I widzę że konie na to reagują. Zmieniają swój stosunek do mnie. Zaczynają bardziej ufać, szanować, czy jak to nazwać. Może się to wydawać dziwne, ale mam w stajni taką klacz która nie znosi czyszczenia- ma łaskotki, próbuje gryźć i czasem kopać, a ja nigdy na nią nie krzyknęłam. Zawsze łagodnie i spokojnie. Mnie zawsze wpuści do boksu i da się wyczyścić i osiodłać bez problemu. A ludzi którzy na nią krzyczeli nie wpuszcza do siebie. Szczurzy się już na dzień dobry. Nawet jak jej się zdarzy mnie skubnąć podczas czyszczenia, jak coś ją bardziej połaskocze, to robi to delikatnie. Wiem że nic mi nie zrobi.

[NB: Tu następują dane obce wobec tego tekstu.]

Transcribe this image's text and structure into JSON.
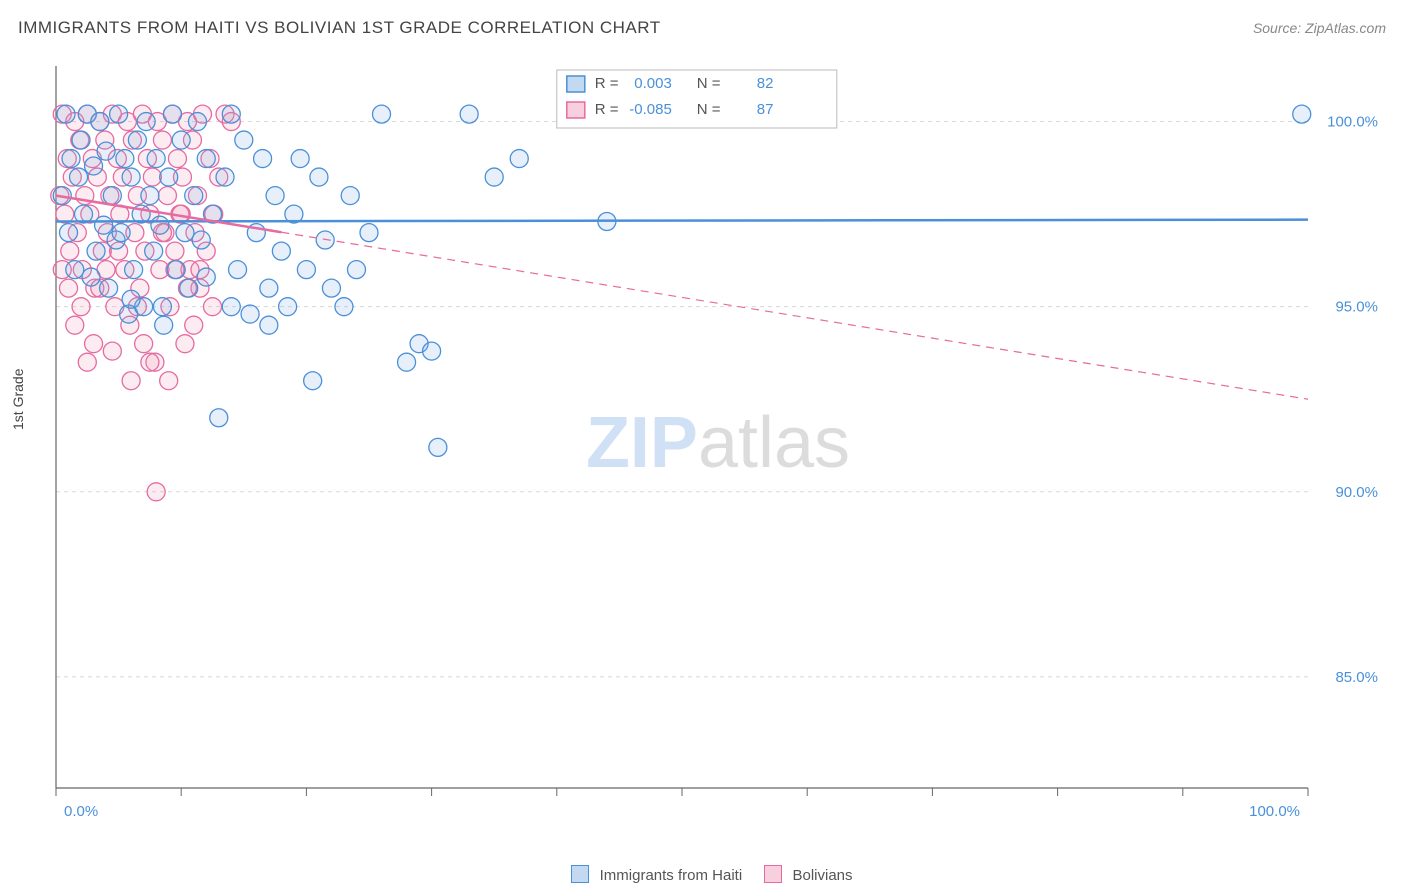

Proszę i staram się być uprzejma. To ja im każę pracować i znosić ludzkie zachcianki, one by same tego nie wybrały. Więc chociaz tyle mogę.
I skutkuje.
A my razem się szanujemy. Były kłopoty na początku z Frajdą, ale nabranie zaufania spowodowało również kierowanie uwagi każdej ze stron na tego typu zachowania jak wejście, wyjście z boksu, zatrzymywanie się w odpowiedniej odległości z uszanowaniem strefy ludzkiej i konia. Frajda uświadomiła mi, ze koń ma własną godność, a jeśli się ją dostrzeże i uszanuje, koń odwzajemnia się tym samym. Również staram się nie narzucać z głaskaniem. Przyznam, ze Frajda nie lubiła bezpośredniego kontaktu, unikała dotyku i nie była miła. Jednak z czasem się wszystko zmieniło, choć jeśli nie ma ochoty (a rzadko), szanuję tą chwilę. Za jakoś czas sama podejdzie, bo wie już dobrze, ze pogłaskanie po oczach, nosie jest całkiem miłe.